I used to go a couple days, a couple weeks- now I’m trending on 6+ months of doing great and then this feeling just hits me and it’s like I get whiplash because “okay, there’s still more feelings to deal with with that’s apparently”

because I want to not feel that way so bad that when it’s gone for a bit I just convince myself I’m passed it

And then it hits me

i'm not doing okay.

i think something no one talks about enough is the grief you go through when you're diagnosed with something.

it's that realisation moment.. that no matter how much you study, how hard you push yourself, how hard you want to be normal and fit in- it just won't happen, you know?

this week, the grief, the pain, everything has just hit me extra hard.

the grief of not being able to work in the career i studied & got degrees for, the grief of not having friends and enjoying my twenties like i always dreamed of as a child, the grief of being the older sibling and yet being the one whose crumbling, the grief of my family giving up on me ever becoming something, the grief of watching the difference of how my family view me, the grief of always holding other people back, the grief of my illness being more in control of my actions than my wishes.

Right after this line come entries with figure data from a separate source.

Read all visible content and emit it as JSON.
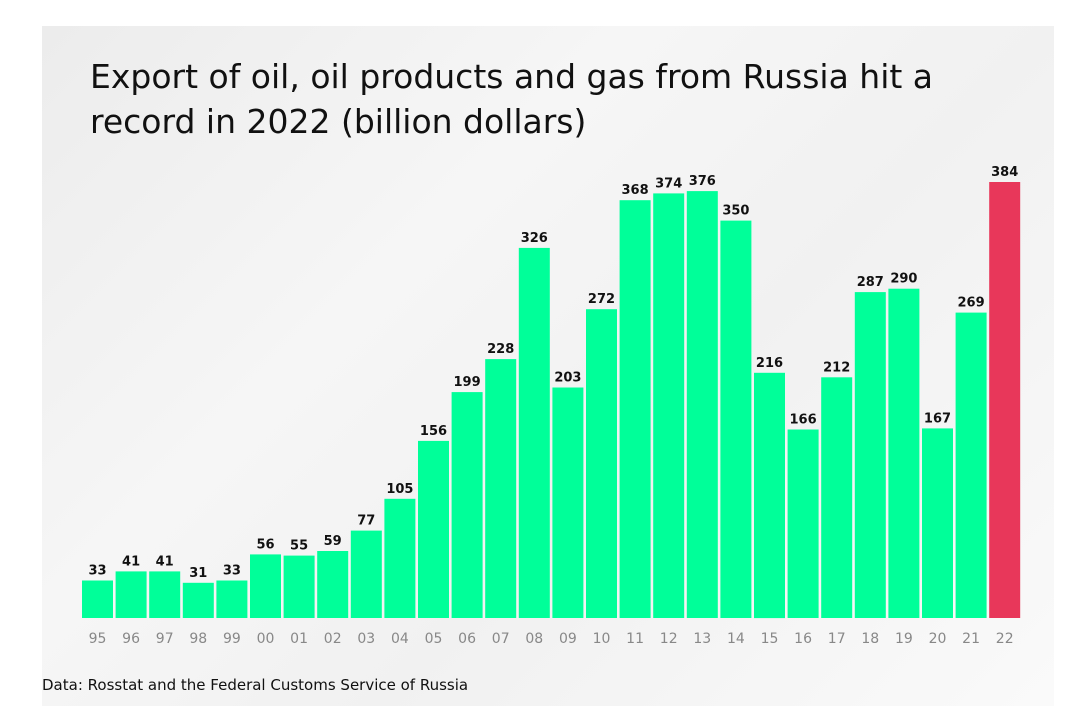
{
  "chart_data": {
    "type": "bar",
    "title": "Export of oil, oil products and gas from Russia hit a record in 2022 (billion dollars)",
    "categories": [
      "95",
      "96",
      "97",
      "98",
      "99",
      "00",
      "01",
      "02",
      "03",
      "04",
      "05",
      "06",
      "07",
      "08",
      "09",
      "10",
      "11",
      "12",
      "13",
      "14",
      "15",
      "16",
      "17",
      "18",
      "19",
      "20",
      "21",
      "22"
    ],
    "values": [
      33,
      41,
      41,
      31,
      33,
      56,
      55,
      59,
      77,
      105,
      156,
      199,
      228,
      326,
      203,
      272,
      368,
      374,
      376,
      350,
      216,
      166,
      212,
      287,
      290,
      167,
      269,
      384
    ],
    "ylim": [
      0,
      384
    ],
    "grid": false,
    "colors": {
      "bar": "#00FF99",
      "highlight": "#E8375A",
      "axis_label": "#888888",
      "value_label": "#111111"
    },
    "highlight_category": "22",
    "source": "Data: Rosstat and the Federal Customs Service of Russia"
  }
}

i'm twenty five this year,

and i have nothing to show for it, you know?

& that won't change. i can't do anything to help it.

i've spend this past week in panic attacks, just watching the days roll into the next. i relapsed, more than once- and i just don't feel anything anymore, you know?

because why should i give myself the right?

what have i done?

i feel like i put more bad in the world than good,

like i'm a plague that just can't be cured & left alone to rot.

i'm sorry if i don't respond to anything, or seem a little off, or if this post even upsets you in anyway. it wasn't my intention, i just needed to vent, to get everything out of my head for once.

i hope you enjoy my scheduled content.